Postdoctoral Research in Machine Learning and Climate Modeling


Los Alamos National Laboratory is a multidisciplinary research institution engaged in science and engineering on behalf of national security. The climate modeling effort at LANL, in part, develops and uses advanced multi-scale models for the study of Earth system processes. This two-year position is available immediately.

The postdoc researcher will work in a Department of Energy (DOE) program that supports fundamental, interdisciplinary research to achieve an improved understanding of climate processes and to leverage such understanding to improve predictive skill of models. Exploiting the capabilities of DOE’s High Performance Computing (HPC) systems in order to accelerate advances in climate science is a priority.

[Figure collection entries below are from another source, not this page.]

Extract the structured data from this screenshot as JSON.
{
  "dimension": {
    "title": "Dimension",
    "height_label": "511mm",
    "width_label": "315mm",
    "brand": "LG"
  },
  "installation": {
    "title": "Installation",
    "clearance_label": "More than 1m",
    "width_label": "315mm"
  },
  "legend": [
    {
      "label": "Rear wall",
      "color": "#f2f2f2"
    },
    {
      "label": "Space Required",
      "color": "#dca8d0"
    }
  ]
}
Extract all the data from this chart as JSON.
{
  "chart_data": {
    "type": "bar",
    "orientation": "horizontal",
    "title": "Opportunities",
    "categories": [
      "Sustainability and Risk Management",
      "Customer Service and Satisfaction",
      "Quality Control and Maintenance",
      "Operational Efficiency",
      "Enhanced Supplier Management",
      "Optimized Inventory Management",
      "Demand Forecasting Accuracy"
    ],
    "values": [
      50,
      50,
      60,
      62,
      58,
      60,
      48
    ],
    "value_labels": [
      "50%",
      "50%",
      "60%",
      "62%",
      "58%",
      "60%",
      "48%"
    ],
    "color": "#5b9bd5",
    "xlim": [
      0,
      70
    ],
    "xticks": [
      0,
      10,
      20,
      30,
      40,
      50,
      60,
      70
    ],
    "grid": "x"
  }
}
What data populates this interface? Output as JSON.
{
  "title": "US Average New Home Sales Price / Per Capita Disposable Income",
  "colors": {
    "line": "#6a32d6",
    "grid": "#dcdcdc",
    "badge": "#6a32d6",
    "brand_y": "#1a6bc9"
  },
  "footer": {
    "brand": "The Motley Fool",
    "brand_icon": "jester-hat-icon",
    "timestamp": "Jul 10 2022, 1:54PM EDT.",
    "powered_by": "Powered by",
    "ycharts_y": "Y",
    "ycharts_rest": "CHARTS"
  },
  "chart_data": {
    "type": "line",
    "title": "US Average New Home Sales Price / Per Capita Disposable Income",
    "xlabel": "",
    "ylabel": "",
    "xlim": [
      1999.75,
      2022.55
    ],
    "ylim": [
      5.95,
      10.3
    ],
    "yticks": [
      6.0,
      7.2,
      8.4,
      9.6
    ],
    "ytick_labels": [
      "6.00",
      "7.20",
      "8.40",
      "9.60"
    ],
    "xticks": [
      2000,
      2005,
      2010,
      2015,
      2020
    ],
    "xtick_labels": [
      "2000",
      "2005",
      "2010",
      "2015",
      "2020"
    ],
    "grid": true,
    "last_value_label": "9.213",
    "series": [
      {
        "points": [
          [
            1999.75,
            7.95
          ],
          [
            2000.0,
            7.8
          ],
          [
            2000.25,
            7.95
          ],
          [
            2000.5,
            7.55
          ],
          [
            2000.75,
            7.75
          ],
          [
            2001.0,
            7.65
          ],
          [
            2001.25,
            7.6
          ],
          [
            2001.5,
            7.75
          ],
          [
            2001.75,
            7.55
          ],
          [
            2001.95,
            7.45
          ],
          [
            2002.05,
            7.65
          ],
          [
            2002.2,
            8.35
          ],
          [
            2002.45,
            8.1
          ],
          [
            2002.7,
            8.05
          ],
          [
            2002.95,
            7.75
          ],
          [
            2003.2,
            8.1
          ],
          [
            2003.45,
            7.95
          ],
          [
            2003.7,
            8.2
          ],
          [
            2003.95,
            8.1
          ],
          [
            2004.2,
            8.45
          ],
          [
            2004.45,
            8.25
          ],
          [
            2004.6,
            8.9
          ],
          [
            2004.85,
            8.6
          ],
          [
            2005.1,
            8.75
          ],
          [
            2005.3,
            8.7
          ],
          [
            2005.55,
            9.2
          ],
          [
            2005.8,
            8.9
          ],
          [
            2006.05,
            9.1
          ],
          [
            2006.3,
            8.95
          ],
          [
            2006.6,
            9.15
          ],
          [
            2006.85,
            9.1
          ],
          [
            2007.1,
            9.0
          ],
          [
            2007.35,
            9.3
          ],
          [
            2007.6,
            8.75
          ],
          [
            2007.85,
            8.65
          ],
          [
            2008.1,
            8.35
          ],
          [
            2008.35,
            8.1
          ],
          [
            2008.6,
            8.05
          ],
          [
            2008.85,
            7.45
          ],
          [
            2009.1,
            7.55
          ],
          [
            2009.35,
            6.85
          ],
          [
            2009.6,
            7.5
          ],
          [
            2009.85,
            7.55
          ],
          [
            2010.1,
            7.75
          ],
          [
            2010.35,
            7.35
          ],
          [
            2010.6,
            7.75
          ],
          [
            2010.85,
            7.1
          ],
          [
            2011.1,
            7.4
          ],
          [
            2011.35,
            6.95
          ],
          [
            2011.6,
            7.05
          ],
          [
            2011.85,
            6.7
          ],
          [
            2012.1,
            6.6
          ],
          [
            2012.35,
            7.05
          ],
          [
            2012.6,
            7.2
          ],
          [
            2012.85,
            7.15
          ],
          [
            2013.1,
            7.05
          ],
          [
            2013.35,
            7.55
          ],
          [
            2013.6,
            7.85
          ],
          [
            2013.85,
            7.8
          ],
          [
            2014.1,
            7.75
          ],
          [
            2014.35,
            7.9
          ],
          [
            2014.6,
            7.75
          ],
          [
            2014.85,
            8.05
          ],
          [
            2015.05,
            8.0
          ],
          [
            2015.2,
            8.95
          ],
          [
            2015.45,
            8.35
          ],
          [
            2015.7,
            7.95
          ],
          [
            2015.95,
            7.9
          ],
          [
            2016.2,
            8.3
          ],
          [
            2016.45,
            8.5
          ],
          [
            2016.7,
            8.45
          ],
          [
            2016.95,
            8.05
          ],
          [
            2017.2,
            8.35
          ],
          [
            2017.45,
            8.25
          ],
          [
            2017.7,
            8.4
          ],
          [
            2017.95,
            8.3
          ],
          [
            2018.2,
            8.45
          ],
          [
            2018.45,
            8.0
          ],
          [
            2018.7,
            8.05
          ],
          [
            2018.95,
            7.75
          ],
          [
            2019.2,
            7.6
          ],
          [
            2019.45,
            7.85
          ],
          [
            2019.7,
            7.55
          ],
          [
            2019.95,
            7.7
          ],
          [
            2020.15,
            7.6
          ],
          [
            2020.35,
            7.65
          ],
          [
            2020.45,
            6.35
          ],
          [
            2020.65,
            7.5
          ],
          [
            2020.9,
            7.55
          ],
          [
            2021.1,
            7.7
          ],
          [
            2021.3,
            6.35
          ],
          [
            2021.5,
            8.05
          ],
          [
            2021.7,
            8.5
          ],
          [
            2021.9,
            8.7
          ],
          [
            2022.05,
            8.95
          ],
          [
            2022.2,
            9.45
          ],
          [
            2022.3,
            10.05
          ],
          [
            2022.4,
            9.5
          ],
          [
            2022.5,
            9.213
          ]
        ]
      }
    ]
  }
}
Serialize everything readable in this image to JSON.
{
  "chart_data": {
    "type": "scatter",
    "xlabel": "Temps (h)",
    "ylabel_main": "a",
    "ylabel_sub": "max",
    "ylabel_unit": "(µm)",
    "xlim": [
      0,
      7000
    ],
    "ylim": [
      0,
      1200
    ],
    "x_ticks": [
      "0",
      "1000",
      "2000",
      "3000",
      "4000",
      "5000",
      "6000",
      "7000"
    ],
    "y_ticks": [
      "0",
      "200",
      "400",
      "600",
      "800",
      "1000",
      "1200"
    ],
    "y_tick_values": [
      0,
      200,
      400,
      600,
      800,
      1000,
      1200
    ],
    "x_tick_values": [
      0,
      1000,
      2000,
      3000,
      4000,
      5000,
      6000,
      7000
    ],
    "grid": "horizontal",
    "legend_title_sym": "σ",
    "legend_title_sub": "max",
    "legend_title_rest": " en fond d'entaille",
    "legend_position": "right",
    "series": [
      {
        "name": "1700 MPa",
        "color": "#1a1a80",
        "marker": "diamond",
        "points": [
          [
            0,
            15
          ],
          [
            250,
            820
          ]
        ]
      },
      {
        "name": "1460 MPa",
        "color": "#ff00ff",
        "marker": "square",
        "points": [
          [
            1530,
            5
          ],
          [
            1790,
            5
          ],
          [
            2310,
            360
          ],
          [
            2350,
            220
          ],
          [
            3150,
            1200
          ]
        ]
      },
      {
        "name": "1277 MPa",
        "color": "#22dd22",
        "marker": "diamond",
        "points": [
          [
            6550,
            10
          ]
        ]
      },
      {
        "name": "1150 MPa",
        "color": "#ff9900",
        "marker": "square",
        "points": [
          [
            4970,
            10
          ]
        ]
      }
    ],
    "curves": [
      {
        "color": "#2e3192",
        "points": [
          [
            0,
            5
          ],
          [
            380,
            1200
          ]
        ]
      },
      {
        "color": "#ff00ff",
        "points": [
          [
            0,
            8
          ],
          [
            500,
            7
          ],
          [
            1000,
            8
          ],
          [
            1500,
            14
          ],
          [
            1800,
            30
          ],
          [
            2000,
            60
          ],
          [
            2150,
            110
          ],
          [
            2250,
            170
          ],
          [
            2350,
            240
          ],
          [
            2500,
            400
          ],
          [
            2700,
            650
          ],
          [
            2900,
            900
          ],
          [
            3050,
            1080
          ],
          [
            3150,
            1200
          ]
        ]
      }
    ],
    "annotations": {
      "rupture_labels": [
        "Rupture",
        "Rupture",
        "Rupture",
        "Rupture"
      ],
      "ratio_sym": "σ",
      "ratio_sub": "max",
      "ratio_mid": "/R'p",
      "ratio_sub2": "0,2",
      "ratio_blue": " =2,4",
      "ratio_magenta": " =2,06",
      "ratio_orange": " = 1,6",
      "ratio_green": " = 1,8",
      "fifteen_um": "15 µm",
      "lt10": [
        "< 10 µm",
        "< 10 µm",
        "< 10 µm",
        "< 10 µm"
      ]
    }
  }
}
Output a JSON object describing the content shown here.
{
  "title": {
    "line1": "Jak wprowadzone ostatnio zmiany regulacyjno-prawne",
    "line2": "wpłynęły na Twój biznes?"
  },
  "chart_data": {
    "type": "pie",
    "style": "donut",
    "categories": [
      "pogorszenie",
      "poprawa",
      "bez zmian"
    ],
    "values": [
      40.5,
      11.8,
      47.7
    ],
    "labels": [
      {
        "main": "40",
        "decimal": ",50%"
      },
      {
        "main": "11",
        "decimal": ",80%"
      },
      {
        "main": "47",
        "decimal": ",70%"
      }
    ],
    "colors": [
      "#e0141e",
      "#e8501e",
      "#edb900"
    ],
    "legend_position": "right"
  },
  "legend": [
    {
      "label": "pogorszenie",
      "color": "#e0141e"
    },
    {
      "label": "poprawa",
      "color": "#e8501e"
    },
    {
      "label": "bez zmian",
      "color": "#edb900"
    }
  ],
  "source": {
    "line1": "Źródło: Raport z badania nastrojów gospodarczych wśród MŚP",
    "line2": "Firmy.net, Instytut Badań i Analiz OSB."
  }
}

Sophisticated, architecture-aware, variable-resolution dynamical cores developed under this project permit direct numerical studies of phenomena that are poorly resolved in the current generation of climate models. For example, in the atmosphere, such processes include effects due to steep topography, convection and cloud processes, gravity waves, frontogenesis, and others, and in the ocean they include interaction of submesoscale eddies and internal waves with larger scale circulation and topography. While applicants can propose their own research ideas, general research themes include (a) investigating and characterizing linkages between such processes and larger scale dynamics and biases, (b) characterizing and understanding model uncertainties, (c) developing alternative approaches to climate predictability ( and parameterizing the effects of unresolved dynamics and physics by leveraging recent developments in statistical and machine learning and model reduction techniques, etc.